“Yo confieso que para mí perdieron el crédito
y la estimación los libros, después que vi que se vendían y apreciaban los
míos”, llegó a decir en cierta ocasión Diego de Torres Villarroel (1694-1770),
en un aparente ataque de sinceridad tan admirable como sorprendente e inusitado
en un mundo, el de las letras, donde la modestia y el reconocimiento de errores
son excepciones a la regla de la presunción y la soberbia. ¿Sinceridad?

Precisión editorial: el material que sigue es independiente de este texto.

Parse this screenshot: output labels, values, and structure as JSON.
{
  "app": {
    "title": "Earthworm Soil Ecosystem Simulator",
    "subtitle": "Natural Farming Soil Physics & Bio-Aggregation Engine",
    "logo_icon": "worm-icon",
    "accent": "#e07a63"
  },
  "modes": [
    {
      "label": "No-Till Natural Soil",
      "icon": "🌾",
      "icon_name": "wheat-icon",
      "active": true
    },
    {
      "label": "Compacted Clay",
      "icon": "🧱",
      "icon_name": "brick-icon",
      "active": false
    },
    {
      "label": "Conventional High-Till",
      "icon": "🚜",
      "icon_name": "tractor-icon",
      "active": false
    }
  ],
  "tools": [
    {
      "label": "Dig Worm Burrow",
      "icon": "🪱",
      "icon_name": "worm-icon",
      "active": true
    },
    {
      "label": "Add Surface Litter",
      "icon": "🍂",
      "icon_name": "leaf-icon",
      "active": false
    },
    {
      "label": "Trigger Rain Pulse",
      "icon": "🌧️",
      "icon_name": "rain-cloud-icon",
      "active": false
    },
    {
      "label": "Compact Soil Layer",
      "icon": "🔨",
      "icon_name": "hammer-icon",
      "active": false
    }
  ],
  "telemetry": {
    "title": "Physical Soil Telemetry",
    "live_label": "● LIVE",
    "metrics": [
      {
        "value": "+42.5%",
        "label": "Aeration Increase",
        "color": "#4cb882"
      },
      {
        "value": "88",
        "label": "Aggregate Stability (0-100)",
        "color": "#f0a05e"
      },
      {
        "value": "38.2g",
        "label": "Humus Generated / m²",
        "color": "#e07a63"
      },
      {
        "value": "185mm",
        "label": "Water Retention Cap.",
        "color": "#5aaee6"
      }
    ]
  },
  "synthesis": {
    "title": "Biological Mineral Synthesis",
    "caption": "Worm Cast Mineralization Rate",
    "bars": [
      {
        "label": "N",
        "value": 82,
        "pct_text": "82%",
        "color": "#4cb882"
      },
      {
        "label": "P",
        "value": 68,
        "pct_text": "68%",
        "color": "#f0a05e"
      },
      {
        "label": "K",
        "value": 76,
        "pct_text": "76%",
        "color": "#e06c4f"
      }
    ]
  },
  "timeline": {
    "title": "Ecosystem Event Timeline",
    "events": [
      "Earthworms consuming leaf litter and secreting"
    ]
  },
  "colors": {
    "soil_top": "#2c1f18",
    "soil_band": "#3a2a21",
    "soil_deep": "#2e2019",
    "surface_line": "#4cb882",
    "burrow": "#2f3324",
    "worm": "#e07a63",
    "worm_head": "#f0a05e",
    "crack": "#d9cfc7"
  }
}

¿Modestia? El que fuera escritor polifacético, catedrático de Matemáticas de la
Universidad de Salamanca, famoso en su tiempo por aquellos Almanaques o profecías que fueron éxito de ventas, aquel Torres
Villarroel que murió en unas dependencias privadas que la Duquesa de Alba, su
mecenas, le había cedido en su palacio de Monterrey de Salamanca, podía
permitirse el lujo de ese supuesto ataque de sinceridad porque disfrutó en vida
del aplauso popular y también de la enemistad de muchos colegas, pero sobre
todo del escándalo y la polémica. Por eso, no es de extrañar una frase que
llama la atención más por su segunda parte (el menosprecio por sus libros) que
por la primera: la desestimación de todos los demás. Una ocurrencia más feliz
cuanto más desmesurada. Porque si aplicáramos esta máxima, haría ya décadas que
hubiésemos abandonado la lectura, pues libros hemos leído que son una ofensa a
la palabra “libro”, y no digamos a la Literatura. Pero no hace falta remontarse
tan lejos en el tiempo, basta con consultar esas listas de libros más vendidos
para darle la razón a Torres Villarroel; más de un “superventas” puede hacer
perder la fe al más recalcitrante lector. Pero en la frase del gran Piscator de
Salamanca se esconde algo más profundo y desalentador: no es el crédito y la
estimación en los libros lo que pierde Torres Villarroel, sino la confianza y
hasta el respeto hacia esos lectores, ese vulgo tan vilipendiado por Lope, que
compran y aprecian sus obras. ¡Falsa modestia!. José López Romero.